With Tony Abbott gone, his decision to allow 12,000 Syrian refugees into the country remains; Rob Idol thinks congratulations are in order – for ourselves.
Last week, something very important happened in Australia. Following pressure from all corners of the country, the then Prime Minister Tony Abbott had what appeared to be a significant change of heart and announced that Australia would be taking in 12,000 Syrian refugees, over and above our normal refugee intake. Is it enough? Probably not. Can we do more? Surely. It was a start, it what it represents is important on a number of fronts.
In the first instance, it was a very significant breakthrough in the political rhetoric to which we have been subjected since the Abbott Government took power. Our refugee policy had been 100% targeted at one simple war cry…stop the boats. That was the answer, regardless of the question being asked. Refugees, legitimate or not, were referred to as illegals or queue jumpers. We were sent a very consistent message that anyone coming to this country on a boat was illegal, even though the contrary was true.
This announcement has started the road back to repair some of that damage.

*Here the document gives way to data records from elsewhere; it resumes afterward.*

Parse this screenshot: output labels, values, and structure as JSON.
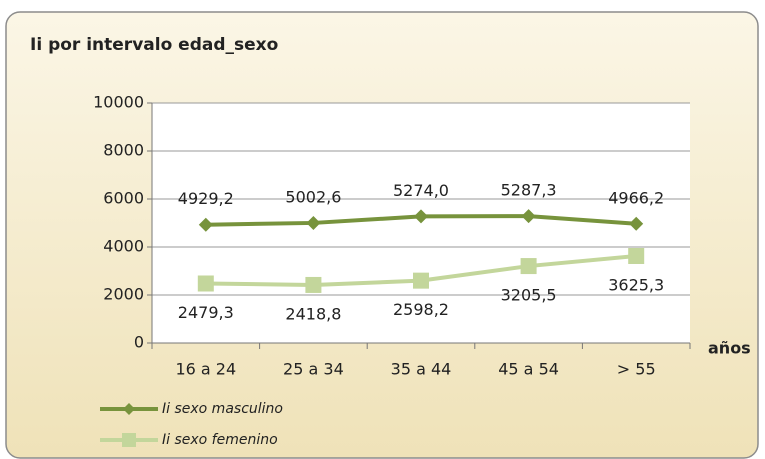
{
  "chart_data": {
    "type": "line",
    "title": "Ii por intervalo edad_sexo",
    "x_label": "años",
    "categories": [
      "16 a 24",
      "25 a 34",
      "35 a 44",
      "45 a 54",
      "> 55"
    ],
    "series": [
      {
        "name": "Ii sexo masculino",
        "color": "#77933c",
        "marker": "diamond",
        "values": [
          4929.2,
          5002.6,
          5274.0,
          5287.3,
          4966.2
        ],
        "value_labels": [
          "4929,2",
          "5002,6",
          "5274,0",
          "5287,3",
          "4966,2"
        ],
        "label_position": "above"
      },
      {
        "name": "Ii sexo femenino",
        "color": "#c3d69b",
        "marker": "square",
        "values": [
          2479.3,
          2418.8,
          2598.2,
          3205.5,
          3625.3
        ],
        "value_labels": [
          "2479,3",
          "2418,8",
          "2598,2",
          "3205,5",
          "3625,3"
        ],
        "label_position": "below"
      }
    ],
    "ylim": [
      0,
      10000
    ],
    "yticks": [
      0,
      2000,
      4000,
      6000,
      8000,
      10000
    ],
    "grid": true
  }
}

Those at the top of the tree are again talking in terms of compassion. Cynically it could be viewed, that with his job on the line, Abbott let his heart control his head. It could also be argued that Abbott’s change of heart had little to do with a call from his own conscience; but the call to arms from within his own party, most notably from Mike Baird the NSW Premier, has shown at the very least that even the conservative side of the political spectrum in this country is capable of positive social policy.
The lucky number of refugees pales in comparison to the 800,000 admitted by Germany. In terms of the current crisis, it’s a small drop in a very large ocean. What it represents is extremely significant – a u-turn on the very dangerous road we had been travelling on; where Australia had lost its humanity, empathy and perhaps, its way.
Apart from the very welcome shift in approach from Abbott, there was something even more exciting afoot. The pressure from within his own party might have got him over the line, but it was the pressure on the streets, in the media and on social media that started and sustained the movement. We just witnessed an incredible show of people power in this country on an issue that deserved the support.
We are a country built on migration. Pretending that we weren’t would have been beyond shameful. But that’s not what happened. Australians from all walks of life stood up and said enough is enough. Where the silent majority had been content with sitting on the fence on many polarising issues, it was this that we collectively found our voice.
The entire country committed to different war cry on refugees….we need to do more. The little cynical voice in my head that didn’t think we were capable got beaten down a few notches.
And it’s a start. While it’s not an opportunity to pat ourselves on the back. It is an opportunity to build and redefine the way that we look at the issue of immigration, particularly the plight of refugees. It offers us the chance to put our collective minds and resources together to find advantages in further increasing our refugee intake beyond humanitarian aspects.
For example, could there be economic upsides? could there be cultural upsides? There certainly have, in previous migration waves, why not now? Why not take the opportunity to allow other cultures to be added to our own rich tapestry. It sounds idealistic, but how quickly we forget the enormous positive impact that immigration has had in building the culture of this country.
I always like to think of food as a simple metaphor for us. I can walk down my street and get a Thai curry that could rival the offerings of Bangkok, or a pizza that’s on par with one of the best from Naples. It might seem insignificant, but it’s an allegory for our Great Southern Land.
We’ve always been able to get it, so we take it for granted, which makes us forget. We have all of this and so much more, because of immigration and it’s as much a part of us now as the humble meat pie. The more layers we can add to our cultural pavlova, the stronger it becomes.
Not to mention the immeasurable upside it represents to those that want to come here. Beyond the basic desire for survival, they are seeking what we were simply gifted by fate – a fair go. Wanting to a new start in life where there is the opportunity for betterment, for yourself and your family. The same opportunity that many of our parents or grandparents were given the last time we were dealing with a crisis of this scale; an opportunity they grabbed with both hands.
It won’t be without its challenges for them and they know that.
Such is the promise of opportunity in a country such as ours that they are prepared to leave everything they know and move half way around the globe with absolutely no idea of whether they will be embraced or shunned. Yet so often we focus on how it will impact us, rather than how we can help them, and us, better our country together. Like all things, we have to be practical, but the first place to start in that journey is to remove the negativity, which the events of the last week have gone a long way towards achieving.
We aren’t a country of drongos or bogans cooking shrimp on the barbie; we aren’t a country of blonde haired, blue eyed surfers; we are a country that is made up of everyone, from everywhere. A country that could, if it chose to, be the blueprint for the future of global multiculturalism. We have had integration issues, but compared to the rest of the world, we’ve handled it better than most. Hopefully with the change of Leadership, this change in thinking will continue to grow, for we are in the best possible position to do so.